20 March 2006

A Cup of Hemlock to Call Our Own

It is 1:00 am. I am in bed. Sharikov is too, grumpy from his midnight bath. He is trying to sleep. I am not. Instead I review modal verbs - nothing too complicated at this hour - and memorize German vocabulary. I am determined.

beliebt

bequem

Besichtingung

This late-night motivation reaches its limits at a 20-minute mark.

"Forget it", I sigh, "I haven't read anything for the sheer pleasure of reading in months". The book-a-week rule of my undergrad days is certainly forsaken, but this self-educational masochism implemented at odd hours of the night is bordering on ridiculous, even by my standards.

I pick up Veller's Kassandra, recommended by I. many moons ago, purchased somewhat fewer moons ago, and started around the same time. It is

A book about the world, in which you live,
and about its end, -
and about you,
in whom this world lives,
and about your immortality


Contrary to certain snooty critics, who are not too keen on his considerable sales and therefore, gasp, popularity - evidently a major "no-no" in the elite literary circles, I enjoy his humorous fiction. I enjoy his brief asides into the Death of the West even more. I. recommended Kassandra to me precisely for its focused non-fictional, quasi-philosophic, culturally critical purpose.

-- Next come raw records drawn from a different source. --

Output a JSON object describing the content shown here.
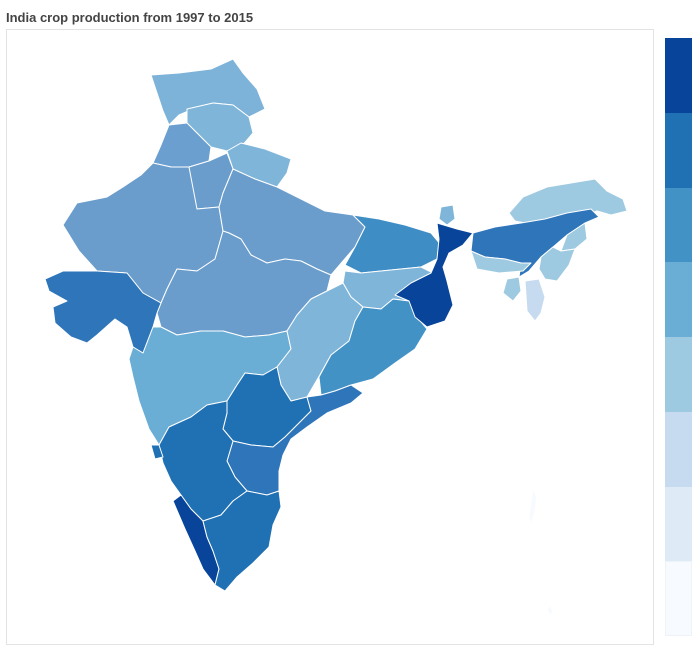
{
  "title": "India crop production from 1997 to 2015",
  "legend_colors": [
    "#08449a",
    "#2070b4",
    "#4292c6",
    "#6aaed6",
    "#9ecae1",
    "#c6dbef",
    "#deebf7",
    "#f7fbff"
  ],
  "regions": [
    {
      "id": "jammu-kashmir",
      "color": "#7eb3d9"
    },
    {
      "id": "himachal",
      "color": "#80b5da"
    },
    {
      "id": "punjab",
      "color": "#6a9fcf"
    },
    {
      "id": "uttarakhand",
      "color": "#80b5da"
    },
    {
      "id": "haryana",
      "color": "#6a9dcc"
    },
    {
      "id": "rajasthan",
      "color": "#6a9dcc"
    },
    {
      "id": "uttar-pradesh",
      "color": "#6a9dcc"
    },
    {
      "id": "madhya-pradesh",
      "color": "#6a9dcc"
    },
    {
      "id": "gujarat",
      "color": "#2f75ba"
    },
    {
      "id": "maharashtra",
      "color": "#6aaed6"
    },
    {
      "id": "bihar",
      "color": "#3f8dc5"
    },
    {
      "id": "jharkhand",
      "color": "#80b5da"
    },
    {
      "id": "chhattisgarh",
      "color": "#80b5da"
    },
    {
      "id": "odisha",
      "color": "#4292c6"
    },
    {
      "id": "west-bengal",
      "color": "#08449a"
    },
    {
      "id": "sikkim",
      "color": "#80b5da"
    },
    {
      "id": "telangana",
      "color": "#2070b4"
    },
    {
      "id": "andhra-pradesh",
      "color": "#2f75ba"
    },
    {
      "id": "karnataka",
      "color": "#2070b4"
    },
    {
      "id": "goa",
      "color": "#2070b4"
    },
    {
      "id": "kerala",
      "color": "#08449a"
    },
    {
      "id": "tamil-nadu",
      "color": "#2070b4"
    },
    {
      "id": "arunachal",
      "color": "#9ecae1"
    },
    {
      "id": "assam",
      "color": "#2f75ba"
    },
    {
      "id": "nagaland",
      "color": "#9ecae1"
    },
    {
      "id": "meghalaya",
      "color": "#9ecae1"
    },
    {
      "id": "manipur",
      "color": "#9ecae1"
    },
    {
      "id": "tripura",
      "color": "#9ecae1"
    },
    {
      "id": "mizoram",
      "color": "#c6dbef"
    },
    {
      "id": "andaman-nicobar",
      "color": "#f7fbff"
    }
  ]
}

We, the Concerned, the Hopeless, and therefore the Angry typically represent this Death in light of the past hundred years of history. A little Hegelianism and a lot of Delayed Suicide. Simply put, we civilized ourselves to Death. We discuss this issue to death too. We cannot function in any other way, because We are the Concerned.

Like I said.

I finally said I wanted a new perspective, as a result of these ongoing morbid exchanges. I got it - before I even got to it.

I've only read the first forty pages - one tenth of a compact book that boldly aims to analyze the cultural evolution of man and his society; a book that begins almost as a paraphrase of the tired joke about the chicken crossing the road, "interpreted" by various philosophers; only here the chicken is human.

Between the brief synopsis that commences with the Greeks but exasparatedly ends with Nietzsche and the analysis of societal units like family or state, Veller references Socrates' life-long goal to determine why people act - choose to act - wrongly, despite their knowledge otherwise. Then in a manner expected of Veller's humor, he concludes that we all know how this endeavor ended.

He proceeds to demonstrate casual examples of sluggishly suicidal behavior in men as obvious as a smoking habit or sleep-deprived, workaholic stroke at the age of 45. Even clearly dysfunctional relationships such as the girl loves wife-beating alcoholic asshole A, although she has the option of being with nice-guy-with-a-good-job B scenario qualify. Veller's examples are presented in the context of happiness, defined fairly well by every human according to his specific needs, yet rarely attained. Veller therefore probes the often out-of-sync nature of morality and action because he too wants to know why men act against their better judgement.

I do not.

At least not under such generic circumstances. His conflation of morality and maximized aptitude for survival is also problematic, however my interest lies elsewhere: the empirical validity of Veller's observations regarding the suicidal drive of an individual can easily be extended to the collective suicide of a culture. This is not a clean abstraction by any means: in each of the author's examples, the person in question is aware of the detrimental nature of his actions, while cultural self-destruction seems to largely be an incognizant occurrence, until its signs are too blatant to ignore. Furthermore, this murder-of-self is not a result of losing animal survival insticts, but rather the inability to react due to the lack of overt danger signs.

For example, a rapidly spreading epidemic can be one of such signs. Its fatal effects can be countered with increased procreation to reverse population decline and to preserve the genofund. However, this solution will only be partial until the nature of the disease and consequently the methods of preventing its spread are discovered, advertised, and implemented.

What if no such warnings exist? What if the relatively high standard of living translates into misleading assumptions about demographics? What if those communally designated to proclaim otherwise do no such thing? What if in addition to the illusion of well-being, a culture slowly loses its defining pillars, while its carriers are systematically taught collective self-abasement as the principal value?

The delayed suicide drive of a single individual united with this cancerous group mentality produces a concoction much more lethal than the Concerned anticipated, and it is consumed just as willingly as Socrates' hemlock. Is this the conclusion that Kassandra will reach?

I might not find out until the next midnight linguistic pursuit.